A former assistant U.S. attorney, McInerney now is a partner in the firm’s white collar and government investigations practice. He noted that federal prosecutions stemming from the 2008 Troubled Asset Relief Program, also known as TARP, continued into 2019.

“What we’re telling a lot of our clients is we anticipate the inspector general for these funds ...  is going to be looking at what you do today in four, six or eight years,” he said. “They’re looking at it in hindsight how you did this.”

One key point of advice both he and Duvall offer to their clients: Preserve, especially in email form, the advice and thought processes that led them to make certain decisions in seeking federal funds. That applies whether they’re getting advice from outside counsel or the Small Business Administration or other agencies, McInerney said.
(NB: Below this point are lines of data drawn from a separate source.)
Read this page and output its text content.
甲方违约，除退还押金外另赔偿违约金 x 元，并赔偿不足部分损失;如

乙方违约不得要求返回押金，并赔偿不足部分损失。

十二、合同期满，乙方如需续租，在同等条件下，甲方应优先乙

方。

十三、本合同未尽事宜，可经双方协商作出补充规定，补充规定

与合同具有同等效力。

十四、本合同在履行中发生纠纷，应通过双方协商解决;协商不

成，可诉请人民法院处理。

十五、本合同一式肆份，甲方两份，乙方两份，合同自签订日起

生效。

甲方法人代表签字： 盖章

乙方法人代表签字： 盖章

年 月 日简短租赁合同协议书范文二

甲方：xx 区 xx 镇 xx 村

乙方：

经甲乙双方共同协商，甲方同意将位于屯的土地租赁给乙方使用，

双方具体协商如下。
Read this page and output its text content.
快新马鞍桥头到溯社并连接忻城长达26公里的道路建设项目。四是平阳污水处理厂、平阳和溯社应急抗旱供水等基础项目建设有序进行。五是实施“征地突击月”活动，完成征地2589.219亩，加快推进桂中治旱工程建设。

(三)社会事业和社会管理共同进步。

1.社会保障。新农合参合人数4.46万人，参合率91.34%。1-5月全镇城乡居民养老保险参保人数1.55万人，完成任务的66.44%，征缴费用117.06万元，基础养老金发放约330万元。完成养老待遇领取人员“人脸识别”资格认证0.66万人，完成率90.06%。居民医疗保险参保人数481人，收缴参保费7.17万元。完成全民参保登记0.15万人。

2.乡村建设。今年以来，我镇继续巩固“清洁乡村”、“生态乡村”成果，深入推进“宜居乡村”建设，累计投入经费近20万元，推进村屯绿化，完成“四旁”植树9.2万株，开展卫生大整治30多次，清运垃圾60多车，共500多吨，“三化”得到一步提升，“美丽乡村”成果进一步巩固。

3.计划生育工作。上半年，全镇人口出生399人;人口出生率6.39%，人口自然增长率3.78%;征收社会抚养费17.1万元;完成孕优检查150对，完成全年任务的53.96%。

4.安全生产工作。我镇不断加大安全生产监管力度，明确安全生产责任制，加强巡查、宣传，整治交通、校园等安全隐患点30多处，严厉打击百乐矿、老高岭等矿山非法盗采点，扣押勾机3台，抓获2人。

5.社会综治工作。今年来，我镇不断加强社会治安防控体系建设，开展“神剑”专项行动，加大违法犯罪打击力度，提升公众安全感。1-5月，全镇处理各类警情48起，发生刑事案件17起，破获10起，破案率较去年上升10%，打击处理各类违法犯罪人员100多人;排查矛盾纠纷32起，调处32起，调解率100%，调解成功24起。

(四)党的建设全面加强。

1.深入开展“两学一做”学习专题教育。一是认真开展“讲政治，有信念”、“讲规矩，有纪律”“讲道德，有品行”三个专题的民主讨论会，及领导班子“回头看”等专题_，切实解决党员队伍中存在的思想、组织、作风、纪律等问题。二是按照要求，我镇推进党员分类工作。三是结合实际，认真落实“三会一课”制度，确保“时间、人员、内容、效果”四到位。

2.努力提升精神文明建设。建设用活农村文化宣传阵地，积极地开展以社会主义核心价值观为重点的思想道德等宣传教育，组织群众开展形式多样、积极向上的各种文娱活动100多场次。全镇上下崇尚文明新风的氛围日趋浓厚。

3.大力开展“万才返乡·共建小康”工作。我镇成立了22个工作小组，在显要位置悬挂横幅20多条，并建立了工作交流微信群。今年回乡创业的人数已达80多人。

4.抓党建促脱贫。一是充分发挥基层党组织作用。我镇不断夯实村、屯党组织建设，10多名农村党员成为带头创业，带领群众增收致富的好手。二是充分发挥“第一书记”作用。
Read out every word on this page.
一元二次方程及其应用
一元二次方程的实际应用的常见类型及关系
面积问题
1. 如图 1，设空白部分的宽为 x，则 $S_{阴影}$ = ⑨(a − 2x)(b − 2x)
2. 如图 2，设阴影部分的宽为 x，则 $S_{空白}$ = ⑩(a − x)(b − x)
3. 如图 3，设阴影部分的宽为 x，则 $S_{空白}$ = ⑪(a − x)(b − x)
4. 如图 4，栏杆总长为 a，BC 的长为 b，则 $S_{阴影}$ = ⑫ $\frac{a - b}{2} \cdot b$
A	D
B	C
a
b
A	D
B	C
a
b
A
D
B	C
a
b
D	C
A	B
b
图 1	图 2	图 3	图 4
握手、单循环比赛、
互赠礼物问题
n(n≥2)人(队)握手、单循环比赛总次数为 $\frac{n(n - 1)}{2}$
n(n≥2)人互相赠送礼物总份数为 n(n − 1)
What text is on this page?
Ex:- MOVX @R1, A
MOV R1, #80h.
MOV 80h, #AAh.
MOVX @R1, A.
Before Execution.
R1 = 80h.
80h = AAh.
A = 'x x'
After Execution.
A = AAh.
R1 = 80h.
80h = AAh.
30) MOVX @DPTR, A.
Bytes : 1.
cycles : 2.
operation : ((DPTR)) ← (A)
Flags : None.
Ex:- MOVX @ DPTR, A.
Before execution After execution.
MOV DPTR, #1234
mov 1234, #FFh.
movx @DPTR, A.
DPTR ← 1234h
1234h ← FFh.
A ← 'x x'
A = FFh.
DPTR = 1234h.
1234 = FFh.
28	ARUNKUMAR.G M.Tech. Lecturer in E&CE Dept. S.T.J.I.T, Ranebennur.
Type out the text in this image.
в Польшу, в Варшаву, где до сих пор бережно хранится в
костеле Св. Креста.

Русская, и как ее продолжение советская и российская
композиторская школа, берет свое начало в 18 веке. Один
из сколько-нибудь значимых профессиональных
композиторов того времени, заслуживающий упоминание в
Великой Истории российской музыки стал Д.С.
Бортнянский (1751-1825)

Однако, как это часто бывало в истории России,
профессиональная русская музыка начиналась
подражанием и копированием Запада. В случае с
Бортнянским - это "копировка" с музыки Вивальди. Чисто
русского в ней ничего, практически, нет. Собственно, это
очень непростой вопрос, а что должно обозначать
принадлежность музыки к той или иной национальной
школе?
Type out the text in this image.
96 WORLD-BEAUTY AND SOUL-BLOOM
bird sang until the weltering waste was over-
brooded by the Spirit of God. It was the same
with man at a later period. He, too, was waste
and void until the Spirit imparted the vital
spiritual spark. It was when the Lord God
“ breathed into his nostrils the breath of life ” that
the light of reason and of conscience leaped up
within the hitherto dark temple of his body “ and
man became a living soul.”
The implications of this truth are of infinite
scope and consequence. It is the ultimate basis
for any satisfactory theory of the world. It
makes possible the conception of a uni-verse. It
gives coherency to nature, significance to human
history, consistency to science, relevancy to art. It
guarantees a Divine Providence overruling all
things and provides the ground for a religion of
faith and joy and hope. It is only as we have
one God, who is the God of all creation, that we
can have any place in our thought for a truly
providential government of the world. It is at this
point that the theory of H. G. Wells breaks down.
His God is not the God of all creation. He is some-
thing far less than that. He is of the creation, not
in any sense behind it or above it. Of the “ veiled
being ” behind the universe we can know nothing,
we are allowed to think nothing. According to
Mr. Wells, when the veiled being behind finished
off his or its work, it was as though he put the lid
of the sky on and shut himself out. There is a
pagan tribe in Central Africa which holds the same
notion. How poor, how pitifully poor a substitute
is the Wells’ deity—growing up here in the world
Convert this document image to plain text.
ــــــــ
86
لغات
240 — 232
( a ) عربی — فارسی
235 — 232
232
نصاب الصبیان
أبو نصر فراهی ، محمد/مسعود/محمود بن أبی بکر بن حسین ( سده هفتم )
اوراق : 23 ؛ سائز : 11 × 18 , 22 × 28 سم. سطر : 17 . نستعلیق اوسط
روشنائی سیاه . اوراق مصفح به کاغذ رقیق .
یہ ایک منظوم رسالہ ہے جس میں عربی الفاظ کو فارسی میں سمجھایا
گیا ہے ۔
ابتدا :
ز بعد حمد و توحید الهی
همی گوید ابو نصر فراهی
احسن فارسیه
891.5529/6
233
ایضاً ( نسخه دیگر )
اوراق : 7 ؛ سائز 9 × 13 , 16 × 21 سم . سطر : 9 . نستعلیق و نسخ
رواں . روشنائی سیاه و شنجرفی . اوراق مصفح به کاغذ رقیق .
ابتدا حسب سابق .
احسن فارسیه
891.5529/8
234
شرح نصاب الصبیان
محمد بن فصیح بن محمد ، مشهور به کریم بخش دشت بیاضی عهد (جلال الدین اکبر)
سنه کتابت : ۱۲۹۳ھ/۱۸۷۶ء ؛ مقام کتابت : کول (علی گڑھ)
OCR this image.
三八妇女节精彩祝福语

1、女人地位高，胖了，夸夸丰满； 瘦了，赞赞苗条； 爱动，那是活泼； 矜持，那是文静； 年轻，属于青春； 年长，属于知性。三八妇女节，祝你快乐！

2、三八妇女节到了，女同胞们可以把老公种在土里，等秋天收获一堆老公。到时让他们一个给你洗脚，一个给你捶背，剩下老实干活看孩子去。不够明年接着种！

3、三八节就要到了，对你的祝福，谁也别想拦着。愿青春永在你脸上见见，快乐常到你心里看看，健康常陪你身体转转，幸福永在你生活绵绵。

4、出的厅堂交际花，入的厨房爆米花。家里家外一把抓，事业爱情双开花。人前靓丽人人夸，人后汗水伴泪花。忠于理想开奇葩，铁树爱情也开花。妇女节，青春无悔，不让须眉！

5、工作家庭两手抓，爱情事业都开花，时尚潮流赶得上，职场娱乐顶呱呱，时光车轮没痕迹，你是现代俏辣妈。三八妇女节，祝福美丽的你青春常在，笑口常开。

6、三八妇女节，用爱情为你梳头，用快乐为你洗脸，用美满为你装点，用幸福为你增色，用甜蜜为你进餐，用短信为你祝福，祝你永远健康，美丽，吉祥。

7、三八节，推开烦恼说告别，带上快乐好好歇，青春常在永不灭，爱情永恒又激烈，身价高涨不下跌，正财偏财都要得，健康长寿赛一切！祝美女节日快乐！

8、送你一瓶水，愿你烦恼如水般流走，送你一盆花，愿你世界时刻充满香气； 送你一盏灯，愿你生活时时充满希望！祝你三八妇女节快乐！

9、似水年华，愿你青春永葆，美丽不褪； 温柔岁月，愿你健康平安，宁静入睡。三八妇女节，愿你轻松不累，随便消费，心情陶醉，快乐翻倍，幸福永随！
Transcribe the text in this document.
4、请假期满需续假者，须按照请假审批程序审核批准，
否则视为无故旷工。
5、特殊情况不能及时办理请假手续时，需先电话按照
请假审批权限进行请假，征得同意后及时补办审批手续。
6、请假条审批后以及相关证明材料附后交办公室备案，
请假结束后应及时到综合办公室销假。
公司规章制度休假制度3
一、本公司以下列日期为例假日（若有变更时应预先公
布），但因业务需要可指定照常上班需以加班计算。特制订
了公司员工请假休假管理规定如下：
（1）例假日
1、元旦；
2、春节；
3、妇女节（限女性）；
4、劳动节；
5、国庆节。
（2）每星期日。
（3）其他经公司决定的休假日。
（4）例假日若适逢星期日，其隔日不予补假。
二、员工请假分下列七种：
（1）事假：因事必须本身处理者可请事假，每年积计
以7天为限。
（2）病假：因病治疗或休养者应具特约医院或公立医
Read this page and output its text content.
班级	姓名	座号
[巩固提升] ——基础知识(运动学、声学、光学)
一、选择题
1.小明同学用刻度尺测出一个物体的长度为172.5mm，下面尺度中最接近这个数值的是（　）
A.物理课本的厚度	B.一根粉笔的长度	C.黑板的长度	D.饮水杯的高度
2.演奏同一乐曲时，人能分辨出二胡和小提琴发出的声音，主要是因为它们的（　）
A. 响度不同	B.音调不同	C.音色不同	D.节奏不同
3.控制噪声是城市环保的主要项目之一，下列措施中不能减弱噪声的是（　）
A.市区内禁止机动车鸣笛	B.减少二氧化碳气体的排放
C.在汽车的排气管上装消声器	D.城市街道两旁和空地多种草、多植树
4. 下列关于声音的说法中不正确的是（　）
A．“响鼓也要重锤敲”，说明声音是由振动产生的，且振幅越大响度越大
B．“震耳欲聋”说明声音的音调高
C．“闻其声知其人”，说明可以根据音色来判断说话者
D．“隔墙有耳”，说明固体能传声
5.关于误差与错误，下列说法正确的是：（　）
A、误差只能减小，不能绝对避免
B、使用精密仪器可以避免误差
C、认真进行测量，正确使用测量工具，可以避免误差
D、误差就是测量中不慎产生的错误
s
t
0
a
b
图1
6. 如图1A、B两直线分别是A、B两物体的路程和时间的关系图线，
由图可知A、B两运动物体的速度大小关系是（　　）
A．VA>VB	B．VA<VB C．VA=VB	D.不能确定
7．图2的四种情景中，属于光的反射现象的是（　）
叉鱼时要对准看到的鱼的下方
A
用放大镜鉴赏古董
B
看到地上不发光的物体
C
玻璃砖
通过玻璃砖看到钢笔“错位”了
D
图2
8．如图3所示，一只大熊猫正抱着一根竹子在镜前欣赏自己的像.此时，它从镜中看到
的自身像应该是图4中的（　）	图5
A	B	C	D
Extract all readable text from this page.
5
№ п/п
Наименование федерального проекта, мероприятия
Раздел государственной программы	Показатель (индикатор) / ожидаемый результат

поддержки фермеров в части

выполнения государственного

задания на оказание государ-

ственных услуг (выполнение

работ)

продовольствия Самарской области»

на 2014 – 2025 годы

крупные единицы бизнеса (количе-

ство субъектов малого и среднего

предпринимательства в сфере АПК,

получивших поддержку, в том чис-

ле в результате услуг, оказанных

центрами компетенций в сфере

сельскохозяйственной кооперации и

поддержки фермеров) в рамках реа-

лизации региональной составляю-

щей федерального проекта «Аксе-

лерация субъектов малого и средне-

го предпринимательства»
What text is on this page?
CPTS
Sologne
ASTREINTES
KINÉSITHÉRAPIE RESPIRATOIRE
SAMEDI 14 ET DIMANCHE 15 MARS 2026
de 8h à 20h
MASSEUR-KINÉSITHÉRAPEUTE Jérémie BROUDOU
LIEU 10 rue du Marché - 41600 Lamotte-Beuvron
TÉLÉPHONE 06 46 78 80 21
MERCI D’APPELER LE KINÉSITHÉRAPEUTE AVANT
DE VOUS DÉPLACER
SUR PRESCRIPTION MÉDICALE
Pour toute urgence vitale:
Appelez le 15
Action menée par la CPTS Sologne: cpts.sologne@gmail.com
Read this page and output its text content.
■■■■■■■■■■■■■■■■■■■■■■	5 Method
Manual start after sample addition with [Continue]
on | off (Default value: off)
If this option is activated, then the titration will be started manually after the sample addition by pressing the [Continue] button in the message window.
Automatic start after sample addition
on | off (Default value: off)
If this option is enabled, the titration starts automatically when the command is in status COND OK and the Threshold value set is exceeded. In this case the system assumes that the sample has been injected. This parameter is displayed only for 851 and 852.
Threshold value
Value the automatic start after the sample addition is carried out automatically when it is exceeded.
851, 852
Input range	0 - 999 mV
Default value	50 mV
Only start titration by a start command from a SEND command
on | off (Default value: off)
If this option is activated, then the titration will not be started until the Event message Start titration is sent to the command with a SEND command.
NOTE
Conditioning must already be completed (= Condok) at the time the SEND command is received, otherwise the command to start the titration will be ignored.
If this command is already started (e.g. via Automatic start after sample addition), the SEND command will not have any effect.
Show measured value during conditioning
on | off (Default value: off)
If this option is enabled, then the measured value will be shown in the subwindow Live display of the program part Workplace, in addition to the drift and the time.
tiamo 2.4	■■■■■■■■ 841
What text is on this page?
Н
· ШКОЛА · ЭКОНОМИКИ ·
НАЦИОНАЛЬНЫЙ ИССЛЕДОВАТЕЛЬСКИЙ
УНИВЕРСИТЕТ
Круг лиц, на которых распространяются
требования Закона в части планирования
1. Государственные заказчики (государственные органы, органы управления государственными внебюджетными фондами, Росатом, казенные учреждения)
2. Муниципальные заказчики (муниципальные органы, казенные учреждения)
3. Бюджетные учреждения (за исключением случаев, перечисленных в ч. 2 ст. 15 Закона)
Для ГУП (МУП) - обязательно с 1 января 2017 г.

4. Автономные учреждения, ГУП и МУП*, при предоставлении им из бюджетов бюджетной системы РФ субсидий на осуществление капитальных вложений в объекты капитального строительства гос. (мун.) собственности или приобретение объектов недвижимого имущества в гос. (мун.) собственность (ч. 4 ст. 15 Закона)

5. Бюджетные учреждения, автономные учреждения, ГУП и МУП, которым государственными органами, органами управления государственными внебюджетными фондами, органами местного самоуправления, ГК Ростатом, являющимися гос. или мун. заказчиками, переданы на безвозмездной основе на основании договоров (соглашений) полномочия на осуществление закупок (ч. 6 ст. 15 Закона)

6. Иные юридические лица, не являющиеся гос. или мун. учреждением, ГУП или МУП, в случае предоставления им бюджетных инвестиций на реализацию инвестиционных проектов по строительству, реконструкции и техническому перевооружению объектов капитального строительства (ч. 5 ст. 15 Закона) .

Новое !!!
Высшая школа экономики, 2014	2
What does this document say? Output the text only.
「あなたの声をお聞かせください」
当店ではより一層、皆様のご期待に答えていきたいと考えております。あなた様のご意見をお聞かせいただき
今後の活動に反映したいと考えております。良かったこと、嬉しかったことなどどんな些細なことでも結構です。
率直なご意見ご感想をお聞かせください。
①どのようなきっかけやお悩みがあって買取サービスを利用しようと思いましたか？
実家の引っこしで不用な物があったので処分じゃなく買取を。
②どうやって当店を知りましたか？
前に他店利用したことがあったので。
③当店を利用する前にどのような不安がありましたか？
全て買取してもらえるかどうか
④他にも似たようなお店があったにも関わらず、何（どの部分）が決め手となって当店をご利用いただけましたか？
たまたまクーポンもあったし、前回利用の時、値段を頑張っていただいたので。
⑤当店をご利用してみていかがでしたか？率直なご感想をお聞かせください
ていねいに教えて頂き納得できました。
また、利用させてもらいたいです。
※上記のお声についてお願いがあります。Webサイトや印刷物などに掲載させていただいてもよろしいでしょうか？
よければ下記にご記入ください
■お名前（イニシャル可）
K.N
“There could be a different interpretation in four or six years,” he said.

Protecting confidential information

With the rise of employees working from home as well as uncertainty in the broader labor market, employers also should examine their practices for protecting confidential information and ensure their non-compete and non-solicitation agreements are up to date, according to Kate O’Hara Gasper of Lathrop GPM in Kansas City.

Gasper said she’s advising her in-house clients to work closely with their companies’ human resources professionals and IT professionals to review agreements they have in place for their employees, and to ensure they are communicating with employees regarding their expectations for protecting and maintaining confidential business information.

She said in-house counsel are uniquely positioned to bring together different departments of their companies to protect against theft of confidential information, which she anticipates will be on the rise as a result of the pandemic.

For companies navigating layoffs, she recommends that in-house counsel partner with HR to send hard copies of non-compete and non-solicitation agreements to outgoing employees along with termination letters to remind the employees of the agreements in place.

“Their agreement might be something only in paper form in their desk, which they haven’t touched in three months,” she said. “They might not have access to that, so we need to get that in their hands.”